Il est marié! Je revois sa pauvre femme blonde comme je l’ai vue, en passant, si frêle, si souriante, exquise de la gentille indifférence empressée qu’elle témoignait aux gens, honnête en souriant comme elle souriait en offrant une tasse de thé. J’ai eu avec elle des causeries fraternelles et des demi-confidences—et me voici criminel de désirs et de tentatives!

Ah! Yseult, ah! Tristan, je dois encore vous admirer. Vous avez été, hautains esthètes, les plus habiles vaudevillistes, vous m’avez déguisé en Don Juan de boulevard et de ruelles, et je suis vulgaire de par vous comme, de par vous, je suis beau, gratuitement.

Vous auriez dû avoir pitié et avoir honte; ç’a été une conquête d’âme, ç’a été mystérieux, ç’a été une conquête et une étreinte d’outre-terre où il y avait tout, sauf de la vulgarité. Vous y avez mis de la vulgarité et du mensonge, en vous y mettant.

Et, maintenant, ce n’est plus rien qu’une pénible impossibilité pour moi de penser, de pleurer, de me souvenir, que des rues sans amour à traverser, à retraverser—et qu’un vide immense, qui se renouvellera, éternel.

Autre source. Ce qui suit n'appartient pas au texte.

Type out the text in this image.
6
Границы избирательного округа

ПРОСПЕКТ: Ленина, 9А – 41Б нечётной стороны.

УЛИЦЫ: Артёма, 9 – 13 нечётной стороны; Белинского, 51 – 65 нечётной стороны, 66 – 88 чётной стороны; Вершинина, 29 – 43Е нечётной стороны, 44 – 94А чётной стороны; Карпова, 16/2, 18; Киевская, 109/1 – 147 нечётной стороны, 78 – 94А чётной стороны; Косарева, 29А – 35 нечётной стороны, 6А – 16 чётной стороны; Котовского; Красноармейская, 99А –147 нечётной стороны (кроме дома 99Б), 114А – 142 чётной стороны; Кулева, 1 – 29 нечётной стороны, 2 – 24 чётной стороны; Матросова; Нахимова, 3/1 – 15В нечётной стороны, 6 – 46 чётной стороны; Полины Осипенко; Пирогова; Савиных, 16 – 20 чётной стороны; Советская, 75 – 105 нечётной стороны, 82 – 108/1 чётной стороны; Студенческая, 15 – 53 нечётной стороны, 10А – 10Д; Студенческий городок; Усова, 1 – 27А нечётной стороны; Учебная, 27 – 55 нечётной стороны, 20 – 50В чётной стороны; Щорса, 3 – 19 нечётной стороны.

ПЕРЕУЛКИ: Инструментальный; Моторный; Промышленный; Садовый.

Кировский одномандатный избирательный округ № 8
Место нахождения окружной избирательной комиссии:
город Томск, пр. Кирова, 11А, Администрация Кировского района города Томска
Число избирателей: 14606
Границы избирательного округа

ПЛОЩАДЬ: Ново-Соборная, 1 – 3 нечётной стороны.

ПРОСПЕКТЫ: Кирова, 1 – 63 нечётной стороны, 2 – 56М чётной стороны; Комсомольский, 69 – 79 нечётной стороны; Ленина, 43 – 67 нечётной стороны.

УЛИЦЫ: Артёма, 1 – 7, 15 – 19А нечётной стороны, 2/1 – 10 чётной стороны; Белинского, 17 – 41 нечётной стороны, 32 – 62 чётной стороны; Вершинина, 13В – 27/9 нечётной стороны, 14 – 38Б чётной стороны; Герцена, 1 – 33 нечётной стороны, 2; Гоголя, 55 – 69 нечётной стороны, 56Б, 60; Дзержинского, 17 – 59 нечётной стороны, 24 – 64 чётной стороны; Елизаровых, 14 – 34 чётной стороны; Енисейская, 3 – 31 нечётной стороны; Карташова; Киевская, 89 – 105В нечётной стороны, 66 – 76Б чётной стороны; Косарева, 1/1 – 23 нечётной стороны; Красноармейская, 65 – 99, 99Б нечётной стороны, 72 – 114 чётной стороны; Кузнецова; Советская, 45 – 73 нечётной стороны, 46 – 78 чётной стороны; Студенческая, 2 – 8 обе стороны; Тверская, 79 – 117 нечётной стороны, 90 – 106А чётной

Et je ne puis plus trouver pour t’aimer, chérie, pour t’aimer malgré toi et malgré moi, que de petits cris, de petits cris de hyène, de petits cris de petit enfant. J’ai désappris l’humanité, j’ai désappris l’amour, j’ai désappris les larmes: je ne me souviens plus; tu ne m’es plus même une image, une image aux sourcils froncés et qui étouffe la mémoire en sa colère, tu ne m’es plus que de petits cris, de petits cris qui soulagent un instant et qui éloignent.

Car je n’ai pas la force de te repêcher en mon océan d’horreur, de te débarrasser de ton voile de méchanceté, de la cruauté de tes mots. Je suis seul, hideusement.

Le jour baisse dans le boyau des petites rues où je me suis enfui, où je me cache, où je cherche un néant plus absolu, un étau de néant qui abolisse même l’envie de crier. Le soir est tombé comme un linceul noir et je ne puis m’arrêter dans mon désir de lasser mon désespoir, de lasser mon deuil, de le fatiguer sous moi, de le tuer sous moi, et, en mon ivresse de douleur, en mon ivresse de fatigue, sous la nuit éparse qui se dégonfle et qui emplit les rues, je me crois en une enfilade de couloirs obscurs, en un souterrain infini, en un enfer où il n’y a pas même la lueur des flammes, la distraction des démons et des tortures, en une cave étroite où ne filtre qu’un rais de lumière—et ce sont tes yeux lointains, et c’est ta voix lointaine, petit enfant qui es sorti des temps et des temps tellement avant terme pour me consoler de tout, et même de t’avoir fait!